Ben Richmond at Motherboard highlights a climate change success story:
The Montreal Protocol, already hailed by Kofi Anan as “perhaps the single most successful international agreement to date,” can add another feather to its cap. In addition to slowing the growth, and then shrinking, of the hole in the ozone layer, the researchers have used computer models to demonstrate that without the reduction of CFCs, the environmental changes projected for the next decade—already expected to be really bad—would be twice as severe.

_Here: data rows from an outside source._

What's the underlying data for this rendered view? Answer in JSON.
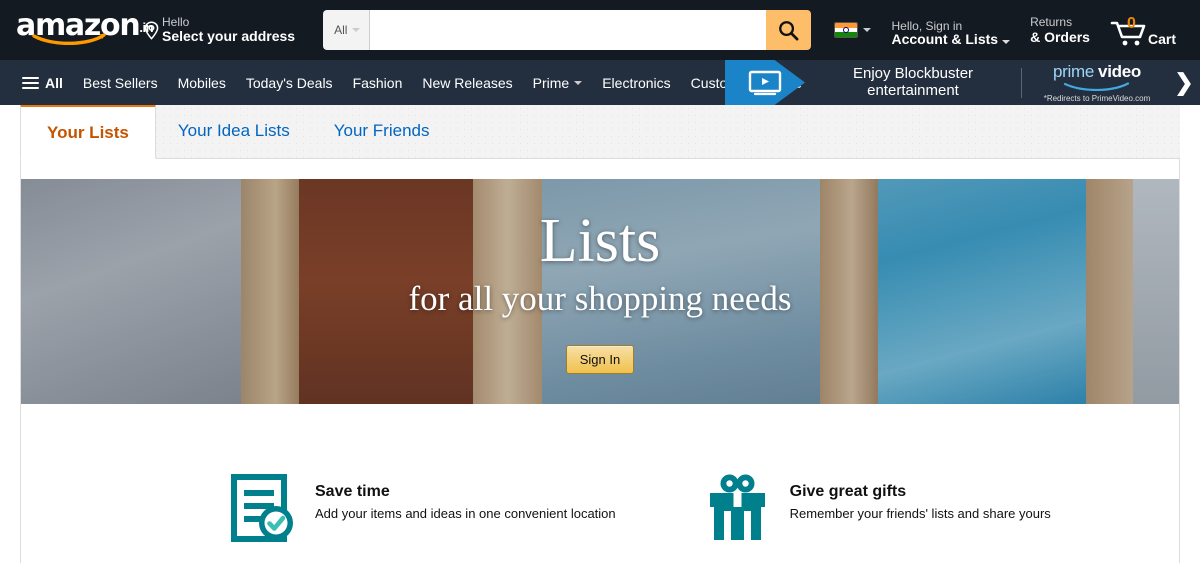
{
  "header": {
    "logo_word": "amazon",
    "logo_tld": ".in",
    "location": {
      "line1": "Hello",
      "line2": "Select your address",
      "icon": "location-pin-icon"
    },
    "search": {
      "category": "All",
      "value": "",
      "placeholder": "",
      "icon": "search-icon"
    },
    "flag": {
      "country": "India",
      "icon": "india-flag-icon"
    },
    "account": {
      "line1": "Hello, Sign in",
      "line2": "Account & Lists"
    },
    "returns": {
      "line1": "Returns",
      "line2": "& Orders"
    },
    "cart": {
      "count": "0",
      "label": "Cart",
      "icon": "shopping-cart-icon"
    }
  },
  "nav": {
    "all_label": "All",
    "items": [
      {
        "label": "Best Sellers"
      },
      {
        "label": "Mobiles"
      },
      {
        "label": "Today's Deals"
      },
      {
        "label": "Fashion"
      },
      {
        "label": "New Releases"
      },
      {
        "label": "Prime",
        "has_caret": true
      },
      {
        "label": "Electronics"
      },
      {
        "label": "Customer Service"
      }
    ],
    "promo": {
      "headline_line1": "Enjoy Blockbuster",
      "headline_line2": "entertainment",
      "brand_prime": "prime",
      "brand_video": "video",
      "note": "*Redirects to PrimeVideo.com",
      "tv_icon": "tv-play-icon",
      "chevron": "❯"
    }
  },
  "tabs": [
    {
      "label": "Your Lists",
      "active": true
    },
    {
      "label": "Your Idea Lists",
      "active": false
    },
    {
      "label": "Your Friends",
      "active": false
    }
  ],
  "hero": {
    "title": "Lists",
    "subtitle": "for all your shopping needs",
    "signin_label": "Sign In"
  },
  "features": [
    {
      "icon": "document-check-icon",
      "heading": "Save time",
      "description": "Add your items and ideas in one convenient location"
    },
    {
      "icon": "gift-box-icon",
      "heading": "Give great gifts",
      "description": "Remember your friends' lists and share yours"
    }
  ],
  "colors": {
    "header_bg": "#131A22",
    "nav_bg": "#232F3E",
    "accent_orange": "#FEBD69",
    "active_tab": "#C45500",
    "tab_border": "#E47911",
    "link_blue": "#0066C0",
    "feature_teal": "#007F8C",
    "promo_blue": "#1B84C9"
  }
}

It certainly wasn't part of the reason for ratifying the Montreal Protocol, which was aimed specifically at reducing the hole in the ozone layer over Antarctica, but it's another positive result–collateral benefit, if you will. "We dodged a bullet we did not know had been fired," said Richard Seager, a scientist at Columbia University's Lamont-Doherty Earth Observatory who coauthored the study.
The researchers ran a computer model that projected a world where the Montreal Protocol wasn’t signed and CFC use continued unabated through the ‘90s to the present. They found that global rainfall patterns—which are changing severely enough in reality from rising carbon dioxide levels–would have been disrupted twice as badly.
Richmond goes on to recall what happened when people learned there was a hole in the ozone layer:
But then a magical, unthinkable thing happened. Consumers, nations, and the UN agreed that having an ozone layer is a worthwhile thing. Through self-imposed boycotts, national laws and almost 200 nations ratifying the Montreal Protocol since it was first agreed upon in 1987, the use of nearly 100 damaging chemicals was reduced by nearly 100 percent.
This is the sort of the group effort towards a global solution that is needed to slow climate change. It seems like so much has changed in the public since the early 90s, but hopefully we're not so different that we can't cooperate on this scale once again.